Don’t approve of it” You say (in his book on magic) “For nearly all purposes human sacrifice is best?” Yes, it is.

 

Mr. Justice Swift: Do you say that you don’t approve it?—Yes.

 

“SQUARE BOX” ALTAR

 

Mr. Crowley said that at the villa at Cefalu there was “a sort of square box” used as an altar. On it were a book purporting to contain the Laws and candles for ceremonial purposes.

 

Incense, a dagger and a sword were used, and he wore an appropriate robe.

 

Mr. Hilbery: In some of the ceremonies were you endeavouring to get concentrated spiritual ecstasy?—Yes.

 

Did you keep hasheesh and other drugs at Cefalu?

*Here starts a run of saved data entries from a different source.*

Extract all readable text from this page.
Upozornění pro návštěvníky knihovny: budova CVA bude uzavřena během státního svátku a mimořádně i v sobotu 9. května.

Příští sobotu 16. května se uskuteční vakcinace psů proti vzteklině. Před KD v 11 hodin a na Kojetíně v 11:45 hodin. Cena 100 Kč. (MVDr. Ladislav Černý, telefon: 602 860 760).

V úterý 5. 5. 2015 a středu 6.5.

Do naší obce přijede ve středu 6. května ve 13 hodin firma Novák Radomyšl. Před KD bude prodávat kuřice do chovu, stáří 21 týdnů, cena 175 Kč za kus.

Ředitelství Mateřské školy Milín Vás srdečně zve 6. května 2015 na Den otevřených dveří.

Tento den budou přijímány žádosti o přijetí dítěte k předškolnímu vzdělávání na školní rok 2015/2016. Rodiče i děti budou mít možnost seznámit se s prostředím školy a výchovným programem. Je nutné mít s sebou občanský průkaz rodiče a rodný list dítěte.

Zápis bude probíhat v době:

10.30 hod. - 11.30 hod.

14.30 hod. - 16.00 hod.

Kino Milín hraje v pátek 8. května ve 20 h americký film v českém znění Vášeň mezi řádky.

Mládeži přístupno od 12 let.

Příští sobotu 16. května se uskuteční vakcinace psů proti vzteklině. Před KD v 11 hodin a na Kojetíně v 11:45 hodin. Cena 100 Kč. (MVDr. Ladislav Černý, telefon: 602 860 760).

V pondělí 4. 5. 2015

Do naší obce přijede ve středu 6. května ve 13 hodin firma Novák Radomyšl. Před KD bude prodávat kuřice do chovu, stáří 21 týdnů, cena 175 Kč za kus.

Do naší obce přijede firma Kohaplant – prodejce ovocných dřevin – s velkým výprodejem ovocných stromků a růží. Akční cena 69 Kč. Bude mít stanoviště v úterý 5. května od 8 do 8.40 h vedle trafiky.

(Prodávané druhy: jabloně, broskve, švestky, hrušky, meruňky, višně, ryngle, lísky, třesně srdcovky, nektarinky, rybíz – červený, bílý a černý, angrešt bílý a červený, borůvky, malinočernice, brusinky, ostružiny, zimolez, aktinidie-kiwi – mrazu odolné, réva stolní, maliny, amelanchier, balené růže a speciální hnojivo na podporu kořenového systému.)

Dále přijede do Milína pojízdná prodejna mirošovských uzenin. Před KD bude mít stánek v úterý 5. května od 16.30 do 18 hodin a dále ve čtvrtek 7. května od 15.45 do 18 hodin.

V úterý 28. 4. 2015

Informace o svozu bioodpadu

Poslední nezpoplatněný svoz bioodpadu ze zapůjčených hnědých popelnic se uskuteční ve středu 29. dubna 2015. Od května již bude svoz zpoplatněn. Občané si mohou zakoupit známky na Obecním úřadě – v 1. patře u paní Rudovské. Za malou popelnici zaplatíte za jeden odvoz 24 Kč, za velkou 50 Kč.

There was no hasheesh, but there was opium and strychnine.

 

Are you skilled to administer hasheesh?—I can get the desired results in ten minutes.

 

Mr. Hilbery, referring to the “Abbey” in Sicily, asked: “With your approval an inmate had a razor or knife with which to cut himself if he stumbles into using a forbidden word, whatever it was?”

 

Mr. Crowley: They were not gashed, but minute cuts. You can see marks of them on my own arm.

 

Asked if heroin was used there, he said that it had been prescribed for him for asthma.